My CEO stood up at the front of the room and said to the entire organization, “A goal for all of us this year is ‘accountability’. We will set up formal procedures to ensure that your manager and colleagues can depend on you.”
At my table, with my other management colleagues, there was a murmur of disappointment and a sigh of frustration.
“Here we go, again,” said one of my colleagues.
That was the first time I had ever the term “accountability” used as a performance measure in my organization. It was not the first time for my managerial colleagues – they had heard this carrot-and-stick approach before – and hated it.
For them, “accountability” was a term that smacked of micromanagement and formal performance evaluation. It was fear-inducing.
What a shame.
When my CEO spoke of accountability, they used it to describe performance as pitted against another person’s (or group’s) expectations of us.
“I am accountable to YOU – with the commitments I am making to you.”
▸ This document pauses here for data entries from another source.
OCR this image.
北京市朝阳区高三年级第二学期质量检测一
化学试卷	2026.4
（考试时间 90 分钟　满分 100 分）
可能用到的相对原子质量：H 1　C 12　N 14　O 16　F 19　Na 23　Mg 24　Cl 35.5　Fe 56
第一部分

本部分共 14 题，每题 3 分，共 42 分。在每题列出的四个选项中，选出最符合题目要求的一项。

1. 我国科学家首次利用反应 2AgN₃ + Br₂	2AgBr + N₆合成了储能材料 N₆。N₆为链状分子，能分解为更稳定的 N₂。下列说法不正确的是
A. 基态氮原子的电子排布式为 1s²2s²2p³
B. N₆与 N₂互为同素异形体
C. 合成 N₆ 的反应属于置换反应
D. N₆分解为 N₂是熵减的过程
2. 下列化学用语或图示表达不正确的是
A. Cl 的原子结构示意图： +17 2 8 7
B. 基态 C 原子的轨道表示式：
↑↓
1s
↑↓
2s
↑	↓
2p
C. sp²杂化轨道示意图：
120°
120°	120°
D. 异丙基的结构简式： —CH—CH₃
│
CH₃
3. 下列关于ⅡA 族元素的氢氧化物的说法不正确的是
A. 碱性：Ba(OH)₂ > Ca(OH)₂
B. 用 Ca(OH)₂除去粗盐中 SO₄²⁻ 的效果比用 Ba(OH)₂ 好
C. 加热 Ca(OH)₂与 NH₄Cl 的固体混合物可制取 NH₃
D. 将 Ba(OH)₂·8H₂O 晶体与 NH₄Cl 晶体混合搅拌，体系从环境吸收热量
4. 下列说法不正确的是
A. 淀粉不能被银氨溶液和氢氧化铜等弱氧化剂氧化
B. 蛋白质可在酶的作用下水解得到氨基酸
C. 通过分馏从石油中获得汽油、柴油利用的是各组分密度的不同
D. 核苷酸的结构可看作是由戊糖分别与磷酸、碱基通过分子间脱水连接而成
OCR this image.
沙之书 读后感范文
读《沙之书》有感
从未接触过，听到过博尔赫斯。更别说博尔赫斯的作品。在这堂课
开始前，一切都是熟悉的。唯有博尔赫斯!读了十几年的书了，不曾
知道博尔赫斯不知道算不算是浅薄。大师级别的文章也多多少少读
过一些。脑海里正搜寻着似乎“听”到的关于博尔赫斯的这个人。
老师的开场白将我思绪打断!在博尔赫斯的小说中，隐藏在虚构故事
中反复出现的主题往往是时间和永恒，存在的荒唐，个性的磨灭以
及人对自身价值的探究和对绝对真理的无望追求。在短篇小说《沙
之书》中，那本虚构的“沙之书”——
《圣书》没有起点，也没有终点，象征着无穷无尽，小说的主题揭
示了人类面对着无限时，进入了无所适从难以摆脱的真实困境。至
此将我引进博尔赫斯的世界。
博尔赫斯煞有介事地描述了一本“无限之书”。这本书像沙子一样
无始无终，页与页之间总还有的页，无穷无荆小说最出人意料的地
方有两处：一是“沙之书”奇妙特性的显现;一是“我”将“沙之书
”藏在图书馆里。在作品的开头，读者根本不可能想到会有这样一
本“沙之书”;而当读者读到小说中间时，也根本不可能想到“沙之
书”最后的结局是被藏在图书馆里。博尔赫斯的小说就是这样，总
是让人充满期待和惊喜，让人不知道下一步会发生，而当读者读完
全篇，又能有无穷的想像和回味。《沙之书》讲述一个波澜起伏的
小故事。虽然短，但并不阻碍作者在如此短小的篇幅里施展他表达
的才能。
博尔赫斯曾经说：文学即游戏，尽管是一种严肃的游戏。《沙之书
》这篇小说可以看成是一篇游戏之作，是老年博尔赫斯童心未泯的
In this framework, my value and contribution are measured against what you want and need from me. If I don’t deliver on my commitments, I have failed in my accountability to you. I am failing you. Any retributions, punishments, or “I’m disappointed” feedback from you is deserved. I have not held up my part of the agreement I made with you.
It’s time to rethink “accountability” – time to move away from your accountability to another person(s) and instead move to accountability as a motivational strategy for our own personal growth and performance excellence.
“I am accountable to ME – to the commitments I am making to myself.”
1) Make a commitment to yourself. “This week, I will _______________.”
Examples might be:
“This week I will exercise 30 minutes every day.”
“This week I will read 10 pages in my book every day.”
“This week I will give at least five pieces of feedback to my team.”
💥 PRO TIP: Whatever you decide, make your accountability goal as SMART* as possible.
*SMART = Specific, Measurable, Attainable, Realistic, Timebound
2) Share your commitment with one other person. “My accountability goal this week is to _________.” Be clear about the commitment and describe your plan for meeting that commitment.
3) And then lastly, this is the most important step. Ask your accountability partner to support you in keeping yourself accountable to yourself.
Your partner doesn’t need to do anything else other than hear you when you’re sharing your commitment – and then agree to hear you later, when you’re reporting to them on how you did with your accountability goal.
When you do this – when you decide that you are holding yourself accountable to the commitment that you make to yourself – you are so much more likely to be successful in those commitments. You are INTERNALIZING that commitment.
On the other hand, when we look to others as the source of motivation to meet our commitment we are EXTERNALIZING the commitment. There’s nothing wrong with that, but without internalizing the commitment – without being super clear on the WIIFM (What’s In It For Me?) factor of the commitment – we are weakening our resolve and the powerful intrinsic motivation we need to be successful.
💡IDEA: I’ve had enormous success with coaching and supporting client accountability groups where we check in daily/weekly on commitments that we make to ourselves. We check in with absolute honesty on how well we did with meeting our commitments. We grade ourselves (“I give myself a B+ this week because…”) and we ask for support from each other in more effectively meeting the commitment. The very act of just speaking to the commitments – saying them aloud – holding ourselves accountable to ourselves and not each other is powerful and inspiring.
So, the next time you or your team are considering “accountability” as an operating value for your work, consider how you can make accountability less of a word that invites trepidation (i.e., I’m accountable to YOU) – and instead becomes a word that invites personal commitment and resolve (i.e., I’m accountable to ME). Being accountable to oneself is a powerful reframe and motivator for the commitments we make. It taps into our deeply held reservoir of wanting to be better in our lives and work without putting the onus on another person to reward and punish us. We instead do that for ourselves.
How can you better hold yourself accountable to YOU?